Being sent to a store is like being asked by a Doctor what he should prescribe for tonsillitis. We assume customer service staff, particularly in telco and computing retail, have some IT skills: but the truth is – unless you strike it lucky – they are just salespeople selling phones and dealing with the technologically challenged who can’t figure out how to get email, surf the net or play music on their new smartphone.

You see I’ve been into their stores before with my previous iPhone, and I was less than impressed when their staff used Google to troubleshoot why the network was having issues with the device (it was because the Vodafone network wasn’t compatible with the iPhone 3GS: something they neglected to tell consumers who bought them). I can use Google too, and I’m not wasting an hour or two visiting a store who won’t be able to assist me or replace my device, or actually be any help at all.

The final insult: being ignored.  And then finding in mid August Pinterest suddenly appears to be working via the device. Right.

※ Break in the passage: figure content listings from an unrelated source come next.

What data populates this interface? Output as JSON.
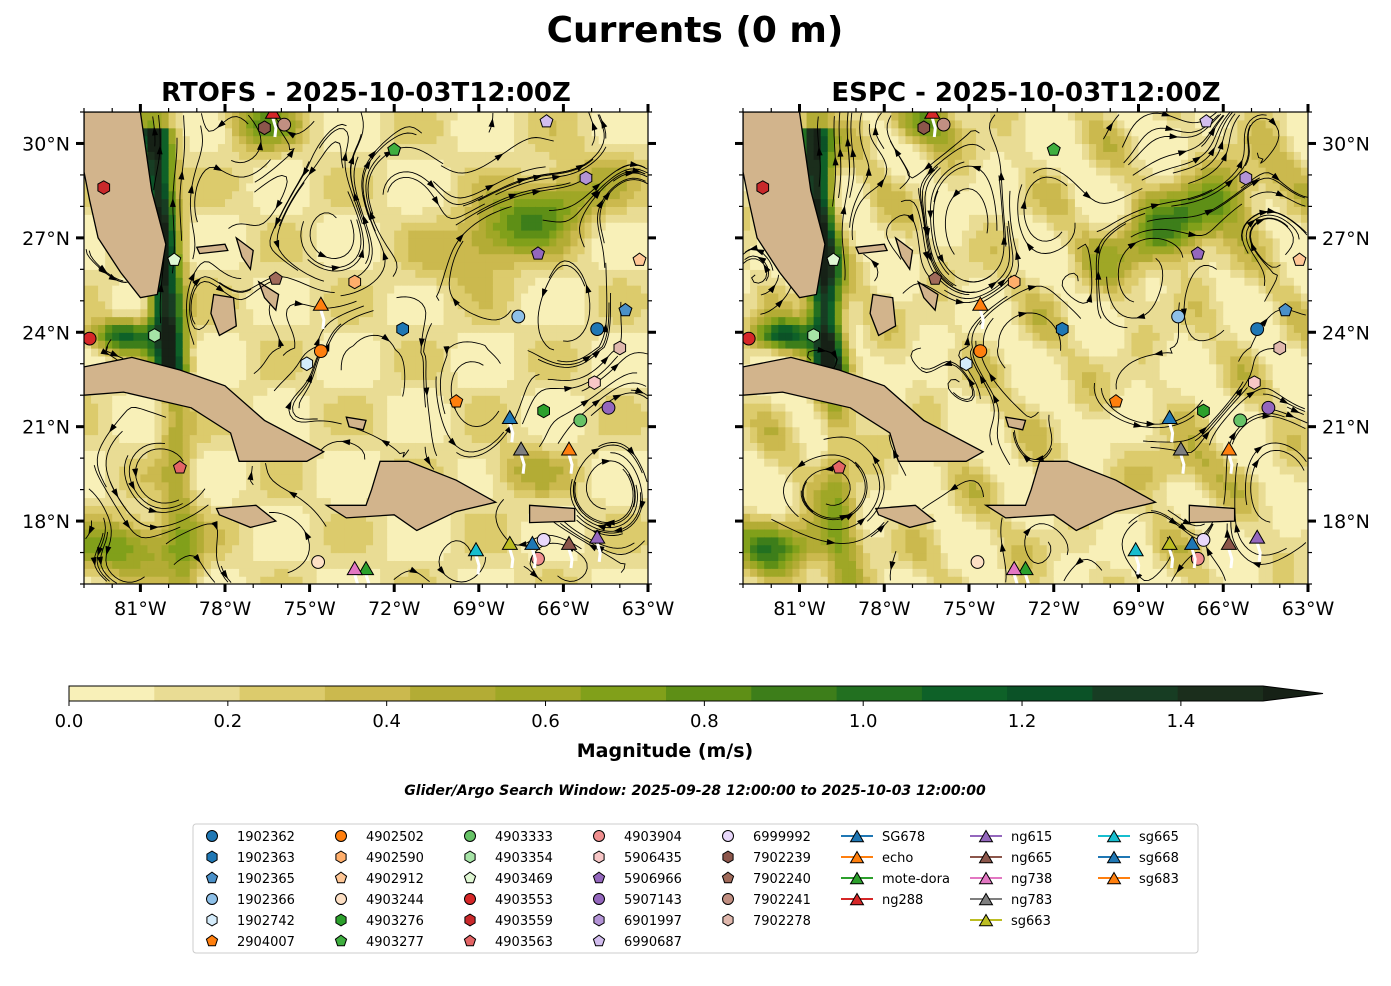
{
  "figure": {
    "suptitle": "Currents (0 m)",
    "search_window": "Glider/Argo Search Window: 2025-09-28 12:00:00 to 2025-10-03 12:00:00"
  },
  "chart_data": [
    {
      "type": "map",
      "title": "RTOFS - 2025-10-03T12:00Z",
      "xlim": [
        -83,
        -63
      ],
      "ylim": [
        16,
        31
      ],
      "xticks": [
        -81,
        -78,
        -75,
        -72,
        -69,
        -66,
        -63
      ],
      "xtick_labels": [
        "81°W",
        "78°W",
        "75°W",
        "72°W",
        "69°W",
        "66°W",
        "63°W"
      ],
      "yticks": [
        18,
        21,
        24,
        27,
        30
      ],
      "ytick_labels": [
        "18°N",
        "21°N",
        "24°N",
        "27°N",
        "30°N"
      ],
      "ytick_side": "left",
      "variable": "current magnitude (m/s) with streamlines"
    },
    {
      "type": "map",
      "title": "ESPC - 2025-10-03T12:00Z",
      "xlim": [
        -83,
        -63
      ],
      "ylim": [
        16,
        31
      ],
      "xticks": [
        -81,
        -78,
        -75,
        -72,
        -69,
        -66,
        -63
      ],
      "xtick_labels": [
        "81°W",
        "78°W",
        "75°W",
        "72°W",
        "69°W",
        "66°W",
        "63°W"
      ],
      "yticks": [
        18,
        21,
        24,
        27,
        30
      ],
      "ytick_labels": [
        "18°N",
        "21°N",
        "24°N",
        "27°N",
        "30°N"
      ],
      "ytick_side": "right",
      "variable": "current magnitude (m/s) with streamlines"
    }
  ],
  "colorbar": {
    "label": "Magnitude (m/s)",
    "min": 0.0,
    "max": 1.5,
    "extend": "max",
    "ticks": [
      0.0,
      0.2,
      0.4,
      0.6,
      0.8,
      1.0,
      1.2,
      1.4
    ],
    "tick_labels": [
      "0.0",
      "0.2",
      "0.4",
      "0.6",
      "0.8",
      "1.0",
      "1.2",
      "1.4"
    ],
    "levels": [
      "#f8f0b8",
      "#e9dc94",
      "#dccb6c",
      "#cbb94e",
      "#b3ac35",
      "#9fa726",
      "#81a01a",
      "#5e8f16",
      "#3d7e1a",
      "#227020",
      "#0e6128",
      "#0b5227",
      "#173d23",
      "#1b2e1c",
      "#162116"
    ]
  },
  "land_color": "#d2b48c",
  "platforms": [
    {
      "name": "1902362",
      "marker": "circle",
      "color": "#1f77b4",
      "lon": -64.8,
      "lat": 24.1
    },
    {
      "name": "1902363",
      "marker": "hexagon",
      "color": "#1f77b4",
      "lon": -71.7,
      "lat": 24.1
    },
    {
      "name": "1902365",
      "marker": "pentagon",
      "color": "#4a90c8",
      "lon": -63.8,
      "lat": 24.7
    },
    {
      "name": "1902366",
      "marker": "circle",
      "color": "#8ec0e8",
      "lon": -67.6,
      "lat": 24.5
    },
    {
      "name": "1902742",
      "marker": "hexagon",
      "color": "#d5ecfb",
      "lon": -75.1,
      "lat": 23.0
    },
    {
      "name": "2904007",
      "marker": "pentagon",
      "color": "#ff7f0e",
      "lon": -69.8,
      "lat": 21.8
    },
    {
      "name": "4902502",
      "marker": "circle",
      "color": "#ff7f0e",
      "lon": -74.6,
      "lat": 23.4
    },
    {
      "name": "4902590",
      "marker": "hexagon",
      "color": "#ffae6b",
      "lon": -73.4,
      "lat": 25.6
    },
    {
      "name": "4902912",
      "marker": "pentagon",
      "color": "#ffc796",
      "lon": -63.3,
      "lat": 26.3
    },
    {
      "name": "4903244",
      "marker": "circle",
      "color": "#fde0c5",
      "lon": -74.7,
      "lat": 16.7
    },
    {
      "name": "4903276",
      "marker": "hexagon",
      "color": "#2ca02c",
      "lon": -66.7,
      "lat": 21.5
    },
    {
      "name": "4903277",
      "marker": "pentagon",
      "color": "#3fae3f",
      "lon": -72.0,
      "lat": 29.8
    },
    {
      "name": "4903333",
      "marker": "circle",
      "color": "#66c266",
      "lon": -65.4,
      "lat": 21.2
    },
    {
      "name": "4903354",
      "marker": "hexagon",
      "color": "#a6e3a6",
      "lon": -80.5,
      "lat": 23.9
    },
    {
      "name": "4903469",
      "marker": "pentagon",
      "color": "#dff7d3",
      "lon": -79.8,
      "lat": 26.3
    },
    {
      "name": "4903553",
      "marker": "circle",
      "color": "#d62728",
      "lon": -82.8,
      "lat": 23.8
    },
    {
      "name": "4903559",
      "marker": "hexagon",
      "color": "#c9292b",
      "lon": -82.3,
      "lat": 28.6
    },
    {
      "name": "4903563",
      "marker": "pentagon",
      "color": "#e36465",
      "lon": -79.6,
      "lat": 19.7
    },
    {
      "name": "4903904",
      "marker": "circle",
      "color": "#f08f8f",
      "lon": -66.9,
      "lat": 16.8
    },
    {
      "name": "5906435",
      "marker": "hexagon",
      "color": "#f7c6c6",
      "lon": -64.9,
      "lat": 22.4
    },
    {
      "name": "5906966",
      "marker": "pentagon",
      "color": "#9467bd",
      "lon": -66.9,
      "lat": 26.5
    },
    {
      "name": "5907143",
      "marker": "circle",
      "color": "#9467bd",
      "lon": -64.4,
      "lat": 21.6
    },
    {
      "name": "6901997",
      "marker": "hexagon",
      "color": "#b393d6",
      "lon": -65.2,
      "lat": 28.9
    },
    {
      "name": "6990687",
      "marker": "pentagon",
      "color": "#d2bdee",
      "lon": -66.6,
      "lat": 30.7
    },
    {
      "name": "6999992",
      "marker": "circle",
      "color": "#e9d8fb",
      "lon": -66.7,
      "lat": 17.4
    },
    {
      "name": "7902239",
      "marker": "hexagon",
      "color": "#8c564b",
      "lon": -76.6,
      "lat": 30.5
    },
    {
      "name": "7902240",
      "marker": "pentagon",
      "color": "#a06a5a",
      "lon": -76.2,
      "lat": 25.7
    },
    {
      "name": "7902241",
      "marker": "circle",
      "color": "#c18f82",
      "lon": -75.9,
      "lat": 30.6
    },
    {
      "name": "7902278",
      "marker": "hexagon",
      "color": "#e0b8ad",
      "lon": -64.0,
      "lat": 23.5
    },
    {
      "name": "SG678",
      "marker": "triangle",
      "color": "#1f77b4",
      "lon": -67.9,
      "lat": 21.3,
      "line": true
    },
    {
      "name": "echo",
      "marker": "triangle",
      "color": "#ff7f0e",
      "lon": -74.6,
      "lat": 24.9,
      "line": true
    },
    {
      "name": "mote-dora",
      "marker": "triangle",
      "color": "#2ca02c",
      "lon": -73.0,
      "lat": 16.5,
      "line": true
    },
    {
      "name": "ng288",
      "marker": "triangle",
      "color": "#d62728",
      "lon": -76.3,
      "lat": 31.0,
      "line": true
    },
    {
      "name": "ng615",
      "marker": "triangle",
      "color": "#9467bd",
      "lon": -64.8,
      "lat": 17.5,
      "line": true
    },
    {
      "name": "ng665",
      "marker": "triangle",
      "color": "#8c564b",
      "lon": -65.8,
      "lat": 17.3,
      "line": true
    },
    {
      "name": "ng738",
      "marker": "triangle",
      "color": "#e377c2",
      "lon": -73.4,
      "lat": 16.5,
      "line": true
    },
    {
      "name": "ng783",
      "marker": "triangle",
      "color": "#7f7f7f",
      "lon": -67.5,
      "lat": 20.3,
      "line": true
    },
    {
      "name": "sg663",
      "marker": "triangle",
      "color": "#bcbd22",
      "lon": -67.9,
      "lat": 17.3,
      "line": true
    },
    {
      "name": "sg665",
      "marker": "triangle",
      "color": "#17becf",
      "lon": -69.1,
      "lat": 17.1,
      "line": true
    },
    {
      "name": "sg668",
      "marker": "triangle",
      "color": "#1f77b4",
      "lon": -67.1,
      "lat": 17.3,
      "line": true
    },
    {
      "name": "sg683",
      "marker": "triangle",
      "color": "#ff7f0e",
      "lon": -65.8,
      "lat": 20.3,
      "line": true
    }
  ]
}
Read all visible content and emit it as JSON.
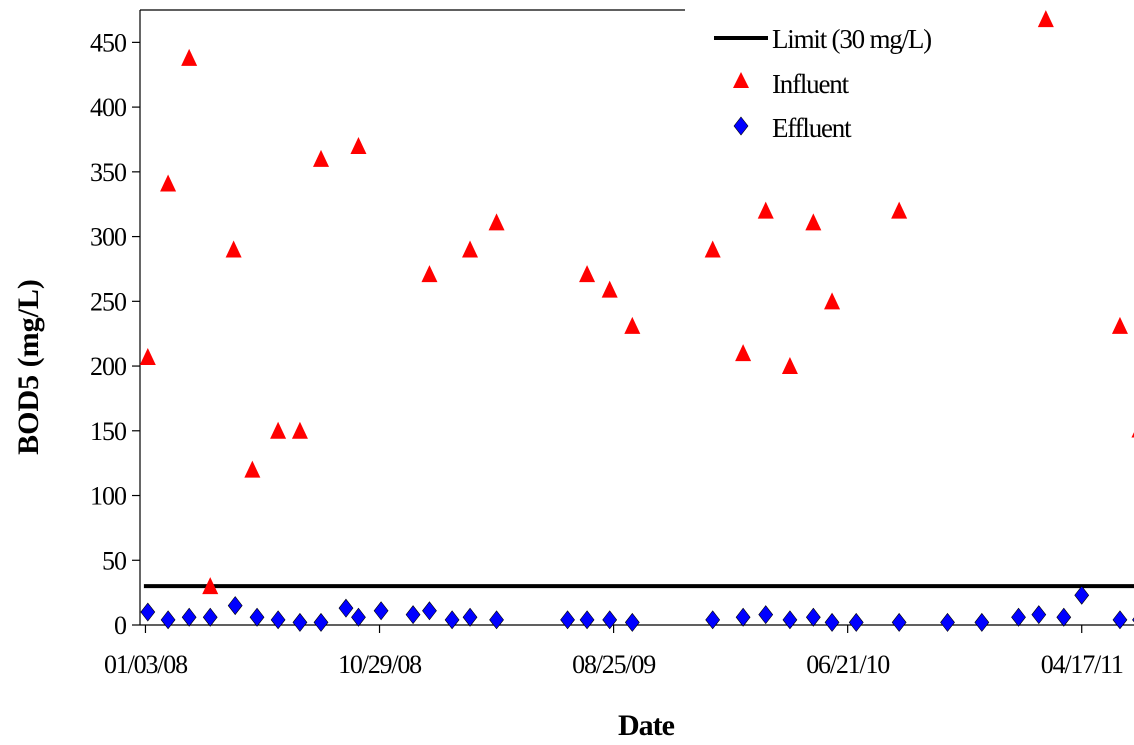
{
  "chart_data": {
    "type": "scatter",
    "xlabel": "Date",
    "ylabel": "BOD5 (mg/L)",
    "ylim": [
      0,
      475
    ],
    "yticks": [
      0,
      50,
      100,
      150,
      200,
      250,
      300,
      350,
      400,
      450
    ],
    "xlim": [
      "2007-12-27",
      "2011-06-23"
    ],
    "xticks": [
      "01/03/08",
      "10/29/08",
      "08/25/09",
      "06/21/10",
      "04/17/11"
    ],
    "xtick_dates": [
      "2008-01-03",
      "2008-10-29",
      "2009-08-25",
      "2010-06-21",
      "2011-04-17"
    ],
    "grid": false,
    "legend_position": "top-right",
    "limit_line": {
      "name": "Limit (30 mg/L)",
      "value": 30,
      "color": "#000000"
    },
    "series": [
      {
        "name": "Influent",
        "marker": "triangle",
        "color": "#ff0000",
        "points": [
          {
            "x": "2008-01-06",
            "y": 207
          },
          {
            "x": "2008-02-01",
            "y": 341
          },
          {
            "x": "2008-02-28",
            "y": 438
          },
          {
            "x": "2008-03-26",
            "y": 30
          },
          {
            "x": "2008-04-25",
            "y": 290
          },
          {
            "x": "2008-05-19",
            "y": 120
          },
          {
            "x": "2008-06-21",
            "y": 150
          },
          {
            "x": "2008-07-19",
            "y": 150
          },
          {
            "x": "2008-08-15",
            "y": 360
          },
          {
            "x": "2008-10-02",
            "y": 370
          },
          {
            "x": "2009-01-01",
            "y": 271
          },
          {
            "x": "2009-02-22",
            "y": 290
          },
          {
            "x": "2009-03-28",
            "y": 311
          },
          {
            "x": "2009-07-22",
            "y": 271
          },
          {
            "x": "2009-08-20",
            "y": 259
          },
          {
            "x": "2009-09-18",
            "y": 231
          },
          {
            "x": "2009-12-30",
            "y": 290
          },
          {
            "x": "2010-02-07",
            "y": 210
          },
          {
            "x": "2010-03-08",
            "y": 320
          },
          {
            "x": "2010-04-08",
            "y": 200
          },
          {
            "x": "2010-05-08",
            "y": 311
          },
          {
            "x": "2010-06-01",
            "y": 250
          },
          {
            "x": "2010-08-26",
            "y": 320
          },
          {
            "x": "2011-03-02",
            "y": 468
          },
          {
            "x": "2011-06-05",
            "y": 231
          },
          {
            "x": "2011-06-30",
            "y": 151
          }
        ]
      },
      {
        "name": "Effluent",
        "marker": "diamond",
        "color": "#0000ff",
        "points": [
          {
            "x": "2008-01-06",
            "y": 10
          },
          {
            "x": "2008-02-01",
            "y": 4
          },
          {
            "x": "2008-02-28",
            "y": 6
          },
          {
            "x": "2008-03-26",
            "y": 6
          },
          {
            "x": "2008-04-27",
            "y": 15
          },
          {
            "x": "2008-05-25",
            "y": 6
          },
          {
            "x": "2008-06-21",
            "y": 4
          },
          {
            "x": "2008-07-19",
            "y": 2
          },
          {
            "x": "2008-08-15",
            "y": 2
          },
          {
            "x": "2008-09-16",
            "y": 13
          },
          {
            "x": "2008-10-02",
            "y": 6
          },
          {
            "x": "2008-10-31",
            "y": 11
          },
          {
            "x": "2008-12-11",
            "y": 8
          },
          {
            "x": "2009-01-01",
            "y": 11
          },
          {
            "x": "2009-01-30",
            "y": 4
          },
          {
            "x": "2009-02-22",
            "y": 6
          },
          {
            "x": "2009-03-28",
            "y": 4
          },
          {
            "x": "2009-06-27",
            "y": 4
          },
          {
            "x": "2009-07-22",
            "y": 4
          },
          {
            "x": "2009-08-20",
            "y": 4
          },
          {
            "x": "2009-09-18",
            "y": 2
          },
          {
            "x": "2009-12-30",
            "y": 4
          },
          {
            "x": "2010-02-07",
            "y": 6
          },
          {
            "x": "2010-03-08",
            "y": 8
          },
          {
            "x": "2010-04-08",
            "y": 4
          },
          {
            "x": "2010-05-08",
            "y": 6
          },
          {
            "x": "2010-06-01",
            "y": 2
          },
          {
            "x": "2010-07-02",
            "y": 2
          },
          {
            "x": "2010-08-26",
            "y": 2
          },
          {
            "x": "2010-10-27",
            "y": 2
          },
          {
            "x": "2010-12-10",
            "y": 2
          },
          {
            "x": "2011-01-26",
            "y": 6
          },
          {
            "x": "2011-02-21",
            "y": 8
          },
          {
            "x": "2011-03-25",
            "y": 6
          },
          {
            "x": "2011-04-17",
            "y": 23
          },
          {
            "x": "2011-06-05",
            "y": 4
          },
          {
            "x": "2011-06-30",
            "y": 4
          }
        ]
      }
    ]
  }
}
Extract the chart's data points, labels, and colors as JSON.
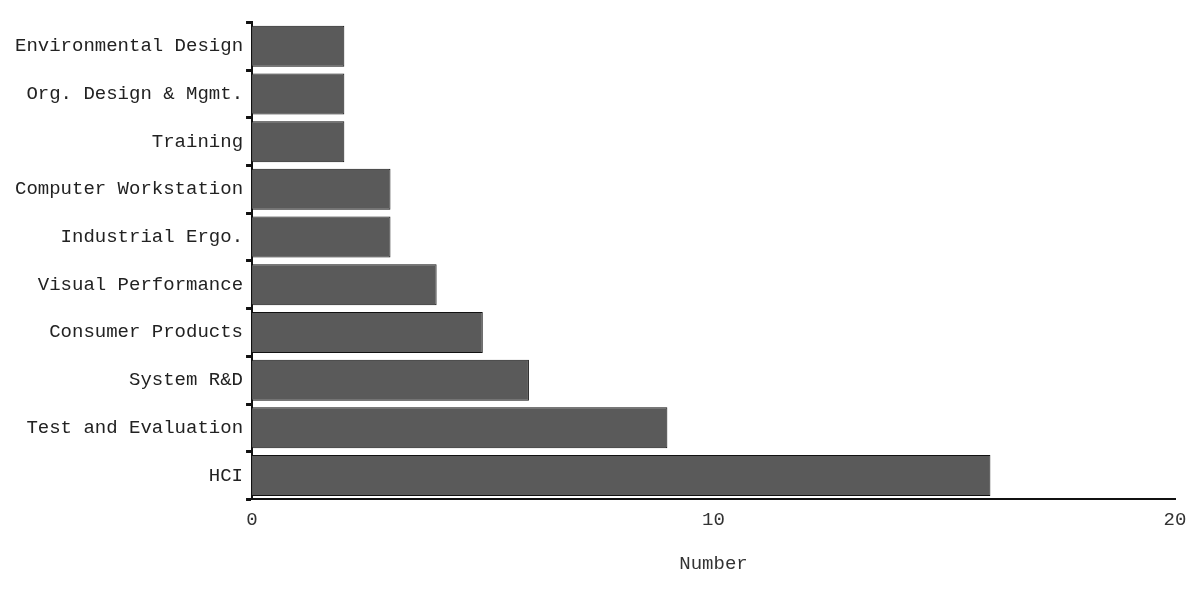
{
  "chart_data": {
    "type": "bar",
    "orientation": "horizontal",
    "xlabel": "Number",
    "categories": [
      "Environmental Design",
      "Org. Design & Mgmt.",
      "Training",
      "Computer Workstation",
      "Industrial Ergo.",
      "Visual Performance",
      "Consumer Products",
      "System R&D",
      "Test and Evaluation",
      "HCI"
    ],
    "values": [
      2,
      2,
      2,
      3,
      3,
      4,
      5,
      6,
      9,
      16
    ],
    "color": "#5a5a5a",
    "xlim": [
      0,
      20
    ],
    "xticks": [
      0,
      10,
      20
    ],
    "grid": false,
    "legend": false
  }
}
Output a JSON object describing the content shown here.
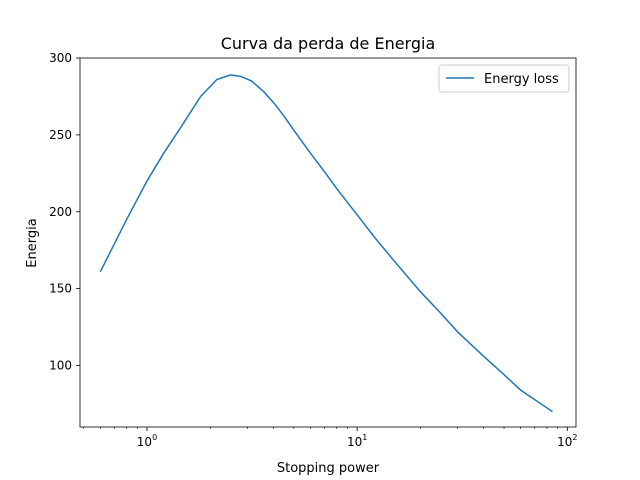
{
  "chart_data": {
    "type": "line",
    "title": "Curva da perda de Energia",
    "xlabel": "Stopping power",
    "ylabel": "Energia",
    "xscale": "log",
    "xlim": [
      0.48,
      110
    ],
    "ylim": [
      60,
      300
    ],
    "xticks": [
      {
        "base": "10",
        "exp": "0",
        "value": 1
      },
      {
        "base": "10",
        "exp": "1",
        "value": 10
      },
      {
        "base": "10",
        "exp": "2",
        "value": 100
      }
    ],
    "yticks": [
      "100",
      "150",
      "200",
      "250",
      "300"
    ],
    "legend": {
      "position": "top-right"
    },
    "grid": false,
    "series": [
      {
        "name": "Energy loss",
        "color": "#1f77b4",
        "x": [
          0.6,
          0.8,
          1.0,
          1.2,
          1.45,
          1.8,
          2.15,
          2.5,
          2.8,
          3.15,
          3.6,
          4.0,
          4.5,
          5.0,
          6.0,
          7.0,
          8.0,
          10.0,
          12.0,
          15.0,
          20.0,
          25.0,
          30.0,
          40.0,
          50.0,
          60.0,
          75.0,
          85.0
        ],
        "y": [
          161,
          195,
          220,
          238,
          255,
          275,
          286,
          289,
          288,
          285,
          278,
          271,
          262,
          253,
          238,
          226,
          215,
          198,
          184,
          168,
          148,
          134,
          122,
          106,
          94,
          84,
          75,
          70
        ]
      }
    ]
  }
}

Customer service: either online or in person, particularly in complaint handling, is outcome focused. You want to keep your customer happy, and your customer want their issue resolved.

There are some obvious flaws in Vodafone’s use of Twitter as a help-desk:

1. The ‘social media team’ don’t know their products. If you sold iPhones everyday, you’d know you can’t whip the sim in and out between other devices. For a start it’s a micro sim…

2. The ‘social media team’ don’t brush up on the conversation history. I’m sure they are dealing with hundreds of Twitter-Complaints at a time, but spending a little time reading the chatter history before launching into a repeat of the last guy is worth the effort. This is brand PR 101:  Listen to your customers and understand what they are telling you.

3. The ‘social media team’ can’t bring the case to a conclusion because they don’t know what to do next. So they just ignore it. Unless your ‘social media team’ can actually help customers with their issues and they have decision making capabilities (in person and in company policy), once the initial troubleshooting is over without success don’t handball it to another (and unknown) person or store. Was I meant to print out the Twitter history and take it to a random store so a random salesperson could figure it out?

4. The fatal flaw in Vodafone’s approach lies in their apparent inability to make decisions to assist their customer. Troubleshooting is one thing, resolving an issue is another. A better approach would be to put me in contact with a local store, where a technically minded salesperson was available to actually (a) conduct some non-Google based diagnostics on the device and (b) was in a position to either repair, replace or refund for the device.

So roll on the 29th of October 2012 when my contract expires, and I exit stage left.

This time, like a relationship gone bad, there will be no going back.